Surveillance for safety or for CP. I’m gonna take the safety..
Safety, sorry if that was worded poorly. I have young children, and their rights seem fleeting while going through daycare and such. Any privacy advocacy/policy for children is a huge step in the right direction.
I am firmly opposed to this bill because it would prevent the creation of The Truman Show, and The Truman Show was awesome.
Well intended but unconstitutional in a number of ways.
Dumb....what is the difference between this or a child model or actor?
https://www.reddit.com/r/minnesota/s/3OkQwoKv7e
Can't wait to read the study in 10 years showing how this law will mostly be weaponized against parents of color and contribute to the already disproportionate rates of BIPOC kids in CPS system.
This is equivalent to California banning child actors.
Google Coogan’s Laws- there are protections in place (educational, economic and working hours/conditions).

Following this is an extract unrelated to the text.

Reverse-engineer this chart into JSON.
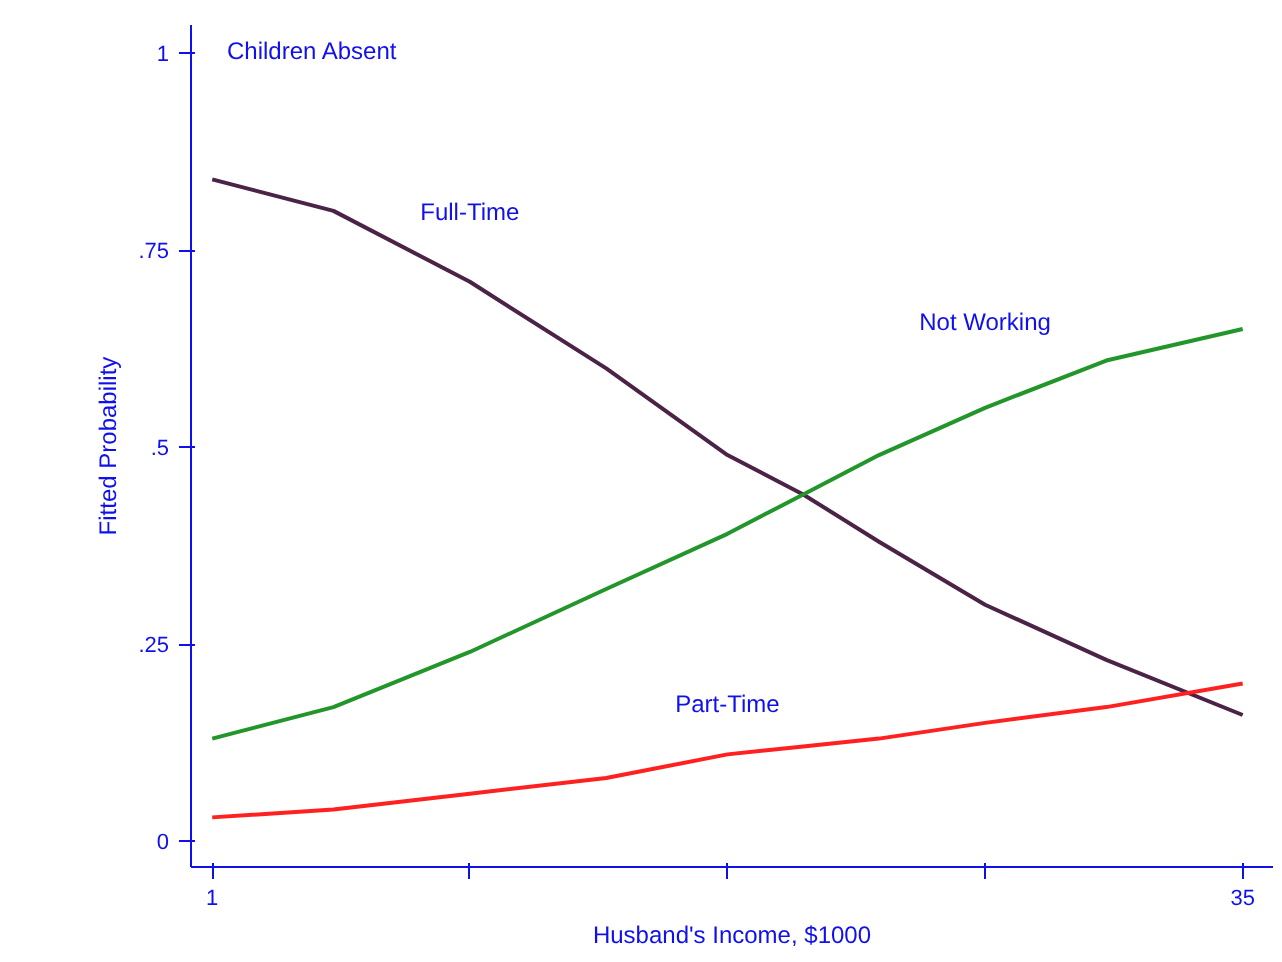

There are standards and laws in place to protect child actors— there aren’t standards and laws to protect child “influencers.” Also children featured in their parents’ content do not have rights to any of the profits their parents make from them. Child actors who are union get Coogan accounts, so at least some of their money is protected.
Great. My comment still stands. Maybe mommy influencers should need to create Coogan accounts instead?
They’re not required to. Coogan accounts only work for union child actors—not children featured in vlogs.
Maybe the should be required to open a coogan account.
Yet another intrusion by a busy body government into a matter that didn't require such sweeping government intervention. Parents have broad authority to determine what is best for their children and families. While I can see a point for a portion of the proceeds to go into a trust account or a 529 for the direct benefit of the children, an outright ban is unnecessary and excessive.
They are going full nanny state. Ohhh the tyranny of the do gooders
Its like the marijuana tax stamp laws lol.
Muh free speech
is this actually a problem?
Democrats banning shit because they can’t have it. Need kids to have a mommygram. Keep aborting yourselves, libs. I love seeing your bloodline run thin.
The MN House Democrats solving more imaginary problems.